Riapre la Cappella dei Condannati di Castel Sant’Angelo a Roma. Tra Tosca e Piranesi
Antico deposito di polvere da sparo, poi luogo deputato a raccogliere le ultime preghiere dei condannati rinchiusi nelle prigioni del castello, la Cappella ora è tutta nuova
Sono stati mesi di rinnovamento per Castel Sant’Angelo, tra i siti storici più visitati di Roma, nato nel 123 d.C. come sepolcro monumentale dell’imperatore Adriano, poi residenza fortificata strategicamente situata nelle vicinanze del Vaticano (a cui era collegato tramite il celebre Passetto), e prigione risorgimentale, fino alla trasformazione in museo, nel 1925. Un riallestimento funzionale ha coinvolto le Sale Farnesiane, testimonianza della sontuosa campagna decorativa avviata da Paolo III dopo il Sacco del 1527, per ristabilire la grandezza di Roma e del pontificato. La recente riapertura al pubblico delle sale di Perseo, Amore e Psiche, dell’Adrianeo, dei Festoni e della Cagliostra (mentre la più grande Sala Paolina non è stata interessata dai lavori) restituisce una quadreria che espone dipinti e sculture di epoche diverse, entrati nella collezioni del Castello nella prima metà del Novecento, dal Polittico degli Zavattari alla Madonna con Bambino di Luca Signorelli.
RIAPRE LA CAPPELLA DEI CONDANNATI DI CASTEL SANT’ANGELO
Ma il progetto in questione ha riguardato anche un ambiente finora inutilizzato, almeno da quando il sito ha assunto dimensione museale, noto come Cappella dei Condannati, dalla funzione esercitata tra il XVIII e il XIX secolo (la prima citazione ufficiale risale però al 1828). L’ambiente, che si apre lungo le mura del Cortile delle Fucilazioni, era in origine un portico adibito a magazzino di polvere da sparo, poi diventato luogo di preghiera per i condannati a morte imprigionati a Castel Sant’Angelo. Agli inizi del Novecento, lo spazio della cappella fu ridotto da cinque a quattro campate, per ricavare una sagrestia. Solo qualche decennio più tardi, con la trasformazione in museo, avrebbe perso il suo ruolo, destinata all’oblio ed esclusa dal circuito di visita. Ora la Cappella dei Condannati si ripresenta come spazio polifunzionale per eventi, conferenze, video- proiezioni e didattica, oggetto di un intervento contemporaneo – sollecitato dall’attuale direzione di Mariastella Margozzi – condotto dagli architetti Federico Lardera ed Egidio Senatore dello studio larderArch, che hanno ragionato sulla storia e sulle simbologie di un luogo di sofferenza ed espiazione per impostare il restyling architettonico e decorativo.

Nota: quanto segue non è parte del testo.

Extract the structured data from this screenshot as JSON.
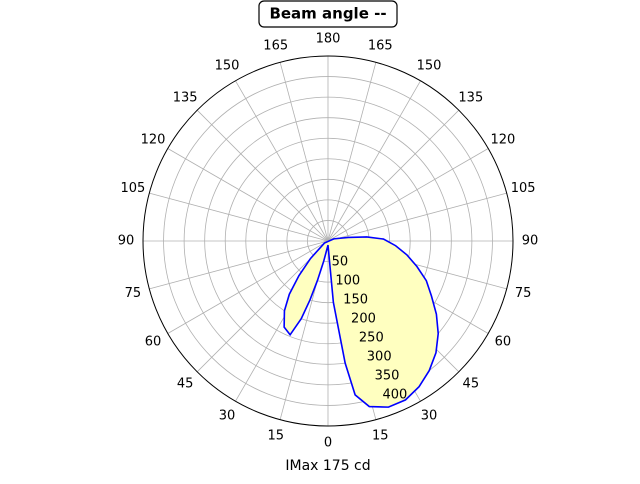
{
  "chart_data": {
    "type": "polar",
    "title": "Beam angle --",
    "xlabel": "IMax 175 cd",
    "series": [
      {
        "color": "#0000ff",
        "fill": "#ffffc0",
        "x": [
          -60,
          -45,
          -40,
          -36,
          -32,
          -27,
          -22,
          -19,
          -17,
          -15,
          -12,
          -5,
          0,
          5,
          8,
          10,
          14,
          20,
          26,
          32,
          38,
          44,
          50,
          56,
          62,
          68,
          74,
          80,
          86,
          92,
          96,
          100,
          110
        ],
        "values": [
          10,
          60,
          110,
          160,
          200,
          235,
          246,
          200,
          150,
          100,
          50,
          15,
          10,
          150,
          300,
          380,
          415,
          430,
          430,
          418,
          400,
          378,
          350,
          318,
          285,
          258,
          225,
          195,
          165,
          135,
          95,
          50,
          15
        ]
      }
    ],
    "rlim": [
      0,
      450
    ],
    "rticks": [
      50,
      100,
      150,
      200,
      250,
      300,
      350,
      400
    ],
    "xticks": [
      0,
      15,
      30,
      45,
      60,
      75,
      90,
      105,
      120,
      135,
      150,
      165,
      180,
      {
        "value": -15,
        "label": "15"
      },
      {
        "value": -30,
        "label": "30"
      },
      {
        "value": -45,
        "label": "45"
      },
      {
        "value": -60,
        "label": "60"
      },
      {
        "value": -75,
        "label": "75"
      },
      {
        "value": -90,
        "label": "90"
      },
      {
        "value": -105,
        "label": "105"
      },
      {
        "value": -120,
        "label": "120"
      },
      {
        "value": -135,
        "label": "135"
      },
      {
        "value": -150,
        "label": "150"
      },
      {
        "value": -165,
        "label": "165"
      }
    ],
    "grid": true
  }
}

L’INTERVENTO CONTEMPORANEO SULLA CAPPELLA, TRA TOSCA E PIRANESI
Si cita, innanzitutto, la Tosca, tragedia lirica che Giacomo Puccini volle ambientare proprio a Castel Sant’Angelo per il terzo e ultimo atto, quando il pittore Cavaradossi, condannato a morte, finisce nella prigione del castello, per essere poi fucilato nel cortile. La sua amante, Tosca, si ucciderà per la disperazione, buttandosi dagli spalti del castello. Dunque l’allestimento della “nuova” cappella ricerca l’effetto scenografico, simulando una sorta di teatro, però all’avanguardia, con cilindri acustici di design che scendono la soffitto evocando i ceri che accompagnavano le preghiere dei condannati, e movimentando lo spazio, a dominanti rosso e oro. Le vetrate che chiudono le grandi arcate affacciate sul Cortile delle Fucilazioni, invece, sono ora decorate con vetrofanie dalle Carceri d’Invenzione di Giovan Battista Piranesi (Mogliano Veneto, 1720 – Roma, 1778), anche lui suggestionato dal fascino controverso di Castel Sant’Angelo, soggetto riproposto a più riprese nelle sue acqueforti.
Sulla parete corta opposta all’altare (che è rimasto al suo posto, a testimoniare la storia della cappella) è stata ricavata la postazione per i futuri relatori, sovrastata da un grande ledwall, già utilizzato lo scorso 12 dicembre in occasione dell’inaugurazione dello spazio con la prima proiezione pubblica del film I Misteri di Castel Sant’Angelo dell’artista Marco Agostinelli.